Выбрать главу

Примечания автора:

Диалоги здесь оформлены не как диалоги по велению левой пятки автора и создания определённого эффекта ради.

Сукинсын пишется слитно для того же.

По сути это преслэш.

Пришёл — прямой как палка и тощий, в идиотском чёрном костюме, как на похороны. Мама смотрела в глаза: мне — заискивающе, ему — влюблённо. Как меня не вывернуло прямо на новенький ковёр от этого взгляда? Я ей так и заявил, а она — всхлип, дрожащие губы, обида какая-то! Будто я виноват. Будто я обязан любить его.

Имя у него было совершенно дурацкое. Се-ве-рус. Она сказала мне: зови его по имени, сынок, даже если не будешь звать отцом.

Я с тех пор звал его «мистер Снейп» — вслух, «сукинсын» — про себя.

Это я через несколько недель после его появления на нашем пороге узнал, что он преподаёт философию в университете. И стал изредка звать его «профессором, сэром»: он всегда бледнел от ярости, а я улыбался. И мне было хо-ро-шо. Я только маму не хотел расстраивать — понимаете, она часто плакала после моих разговоров с ним, а плакать ей было нельзя. Слабое сердце.

Она так плакала из-за смерти папы, а теперь — из-за него, и я её за это почти ненавидел. Она приходила ко мне вечером, тихонько стучалась в дверь комнаты, ожидая, пока я открою (я чаще не открывал), а потом присаживалась на край моей кровати и долго молчала. Я эти её визиты еле переносил — она всегда смотрела виновато и очень устало, а я знал, конечно, знал, что она не при чём, что она не может вечно тосковать по папе, что она у меня очень молодая — только морщинки у глаз портили образ смешливой рыжей девочки, — и ей совсем, совсем никак нельзя одной. Я знал, конечно, но молчал тоже — и поворачивался к ней спиной, закрывая глаза и вжимаясь щекой в подушку. Под веками у меня всегда вставала гадкая картинка: тонкая золотая полоска на её пальце.

Иногда она гладила меня по голове — и мне хотелось выкрикнуть: а его, его ты тоже трогаешь так ласково? с ним ты тоже так нежна? так иди к нему, к своему профессору сукинусыну!

Мам, говорил я ей, мам. А потом терял мысль — и во рту становилось горько, и продолжать уже не хотелось.

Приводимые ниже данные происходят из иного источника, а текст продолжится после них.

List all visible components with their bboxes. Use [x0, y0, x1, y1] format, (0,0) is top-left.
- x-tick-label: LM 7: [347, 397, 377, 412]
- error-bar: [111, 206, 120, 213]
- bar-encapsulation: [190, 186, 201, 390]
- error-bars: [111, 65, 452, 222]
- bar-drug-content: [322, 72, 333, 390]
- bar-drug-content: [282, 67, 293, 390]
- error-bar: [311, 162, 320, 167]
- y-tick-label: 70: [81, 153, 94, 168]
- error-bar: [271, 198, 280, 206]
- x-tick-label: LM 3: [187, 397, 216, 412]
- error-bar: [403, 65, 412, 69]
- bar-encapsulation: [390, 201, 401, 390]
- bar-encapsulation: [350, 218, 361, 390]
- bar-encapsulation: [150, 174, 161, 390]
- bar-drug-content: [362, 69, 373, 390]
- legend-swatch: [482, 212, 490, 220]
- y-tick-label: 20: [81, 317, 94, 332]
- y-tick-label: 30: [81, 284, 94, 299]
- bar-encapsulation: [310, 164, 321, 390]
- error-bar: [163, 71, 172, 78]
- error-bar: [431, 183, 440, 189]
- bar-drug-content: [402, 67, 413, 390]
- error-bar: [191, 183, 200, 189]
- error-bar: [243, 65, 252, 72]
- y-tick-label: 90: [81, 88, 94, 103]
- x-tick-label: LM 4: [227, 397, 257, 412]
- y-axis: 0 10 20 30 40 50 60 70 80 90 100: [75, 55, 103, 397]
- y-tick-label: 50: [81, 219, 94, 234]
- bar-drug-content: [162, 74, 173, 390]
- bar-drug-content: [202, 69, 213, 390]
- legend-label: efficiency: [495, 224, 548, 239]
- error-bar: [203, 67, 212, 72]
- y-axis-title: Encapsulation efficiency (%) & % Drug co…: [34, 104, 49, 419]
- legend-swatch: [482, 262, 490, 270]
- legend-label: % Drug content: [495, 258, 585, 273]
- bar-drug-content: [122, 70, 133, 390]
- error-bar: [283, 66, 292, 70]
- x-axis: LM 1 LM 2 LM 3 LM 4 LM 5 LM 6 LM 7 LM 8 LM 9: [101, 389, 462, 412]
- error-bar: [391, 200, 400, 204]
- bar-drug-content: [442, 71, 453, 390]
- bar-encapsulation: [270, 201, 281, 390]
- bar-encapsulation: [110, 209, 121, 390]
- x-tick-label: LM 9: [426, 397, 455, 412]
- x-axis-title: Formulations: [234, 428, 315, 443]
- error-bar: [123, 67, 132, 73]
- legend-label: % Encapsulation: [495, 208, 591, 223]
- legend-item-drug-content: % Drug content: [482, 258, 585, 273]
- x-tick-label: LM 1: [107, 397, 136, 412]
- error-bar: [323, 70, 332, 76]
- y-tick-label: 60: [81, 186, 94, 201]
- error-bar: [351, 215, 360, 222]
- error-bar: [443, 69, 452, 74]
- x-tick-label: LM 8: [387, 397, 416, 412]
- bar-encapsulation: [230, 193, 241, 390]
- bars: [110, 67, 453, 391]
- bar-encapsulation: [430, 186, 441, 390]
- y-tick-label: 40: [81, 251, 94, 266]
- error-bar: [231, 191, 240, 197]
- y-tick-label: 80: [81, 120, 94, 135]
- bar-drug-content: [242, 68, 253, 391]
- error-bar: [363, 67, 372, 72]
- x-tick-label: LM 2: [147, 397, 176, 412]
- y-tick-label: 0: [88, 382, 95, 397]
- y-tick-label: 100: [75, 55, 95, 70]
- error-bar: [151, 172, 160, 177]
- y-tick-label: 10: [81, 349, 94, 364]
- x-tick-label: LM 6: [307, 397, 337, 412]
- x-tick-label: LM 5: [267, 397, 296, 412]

Он, конечно, меня не любил тоже. У нас это было взаимно — полные тихой ярости взгляды над тарелками с мамиными оладьями. Пока она не видела, пока стояла спиной к столу. Передайте мне сахар, говорил я ему, сахар передайте, профессор. И он смотрел на меня нечитаемым взглядом, и глаза у него были очень злые, очень чёрные и очень холодные, и сахарницу он в меня почти что швырял, а мама смеялась и качала головой: думала, наверное, что это мы с ним так забавляемся.

Мне она — мама, то есть — всегда казалась такой… вечной, что ли. То есть я о смерти, конечно, знал: ещё бы мне было не знать, я был напичкан умными словечками и всякими проявлениями абсурда по Камю под завязку. Но я не задумывался ни разу о том, что она, смерть, коснётся меня.

Папа маму иногда звал огоньком. Я помню это очень хорошо: я был маленьким и раскачивался на стуле, а она шутливо журила меня, и её волосы ерошил пущенный в дом на постой ветерок, и казалось, что они пылают; папа её обнимал со спины, касался губами щеки и говорил: огонёк мой, мой огонёк.

Она угасла за пару месяцев.

Я не знал, что она была беременна. Я только знал, что она ужасно похудела, что её рвало по утрам, что у неё вырос живот — огромный и почти уродливый в своей величине. То есть всё, конечно, указывало на самый очевидный вариант, но я боялся поверить и не верил — не верил, не верил, не верил.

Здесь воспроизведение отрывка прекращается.